In the early days as a sommelier, being black and young, or a “baby somm” as he jokes, meant Harris had to work extra hard to prove his expertise. “I remember passing Certified and getting that little purple and bronze pin and thinking: I have to wear this every day on the floor for multiple reasons. One of the main ones was I want people to know — at a glance — he knows what he’s talking about.” Harkening back to the lesson that he and many black youth are taught, “It’s still very true — work twice as hard — we have to be on our game 100%, all the time.”
By looking at this accomplished food and beverage professional, you would never know that as a kid growing up on Chicago’s South Side, Harris was a self-proclaimed picky eater. “I was the kid that grew up eating chicken fingers and fries and BBQ sauce until I was 21.” It wasn’t until he was exposed to different foods prepared in different ways that he began to shed his picky eater ways. “At Grace, I remember never liking beets and there was a dish that Chef Duffy put on, and it was beets, and I remember being like ‘Wait a minute. This is a beet? I can eat this all the time! I’ve never had a beet like this.’”
Exposure is also very important when it comes to showing black youth different careers outside of traditional norms. African-American consumers are one of the fastest growing demographics in wine, yet outdated perceptions about careers in the food and beverage industry, especially the wine industry, still exist for some within black communities. “There is still that stigma [of] that’s not what we do because it’s not playing ball or being in music, so you can’t make any money in that — it’s not true at all,” says Harris. “I’m able to travel the world because of this juice that’s in a bottle.”
And the absence of mainstream media coverage of black women and men in wine and fine dining tells a false narrative that Harris disputes, “We are out there, across the city and across the country. We are out there and making it happen.”

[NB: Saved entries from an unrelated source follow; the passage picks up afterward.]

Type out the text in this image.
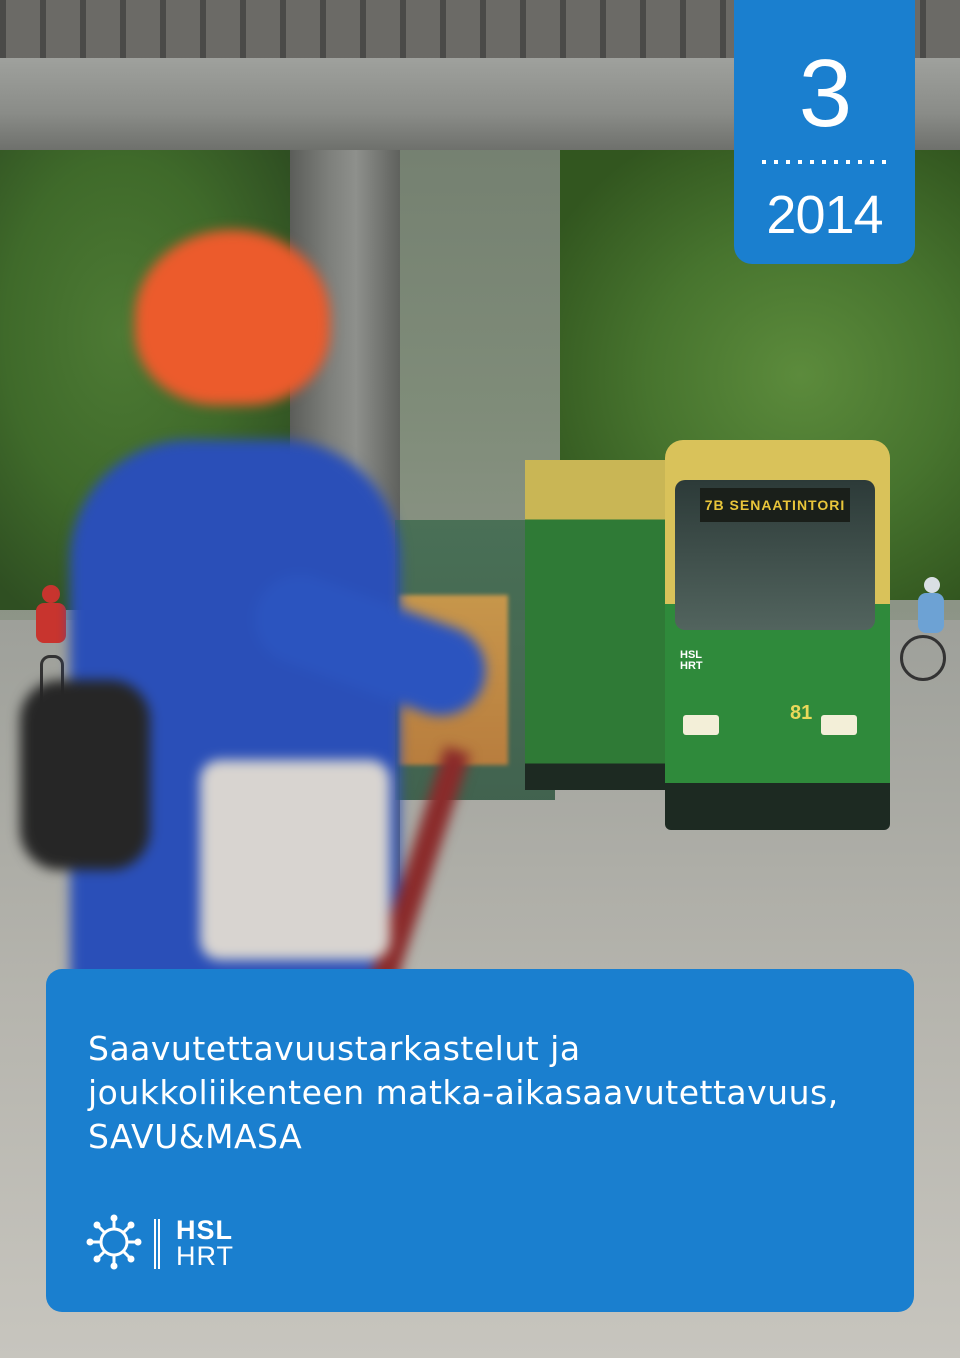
7B SENAATINTORI
HSL
HRT
81
3
2014
Saavutettavuustarkastelut ja
joukkoliikenteen matka-aikasaavutettavuus,
SAVU&MASA
HSL
HRT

Connecting with and supporting the careers of other black wine professionals is very important to Harris and he encourages young black women and men to consider joining the wine industry. “It’s doable. We do have a place in this community.” His advice, “Never give up. Push, knock down doors, knock on doors, study, study, study.” And equally important, “At the end of the day, have fun. You have to have fun. Every day is a party. I’m having so much fun where I’m at right now, and with the people I work with.” Harris points to a bottle of bubbles on the table, “This is meant to be fun, not meant to sit on a wall and not be consumed.”
Today, Harris sees wine becoming more accessible and consumers having a thirst for wine knowledge. He also sees changes in the attitudes of younger sommeliers, “As the younger generation of sommeliers has started to take over and not be so buttoned up, having that air of ‘you don’t know what you’re talking about, I’m the sommelier,’ has definitely shifted and dissipated.”
"I love being able to talk about beverages and I want to share that enjoyment with people. Beverages are one of the most intimidating portions of being in a restaurant and anything I can do as a sommelier to make that portion of your experience less intimidating, then I did my job…that’s one of the things that makes me warm and fuzzy inside."
The journey that started out as a college student making ends meet turned out to be a career that Harris never imagined. Many of the food and beverage people that he connected with early on now have major accomplishments under their belts, too. “It’s fun to see the people that I was working with at Grace that are now executive chefs or GMs or partners at restaurants,” says Harris. “I’ve been lucky to work with a lot of talented chefs and staffs in the city at very well-known places.” Almost pinching himself as he reflects, “This is so unbelievable. This cannot be my life.”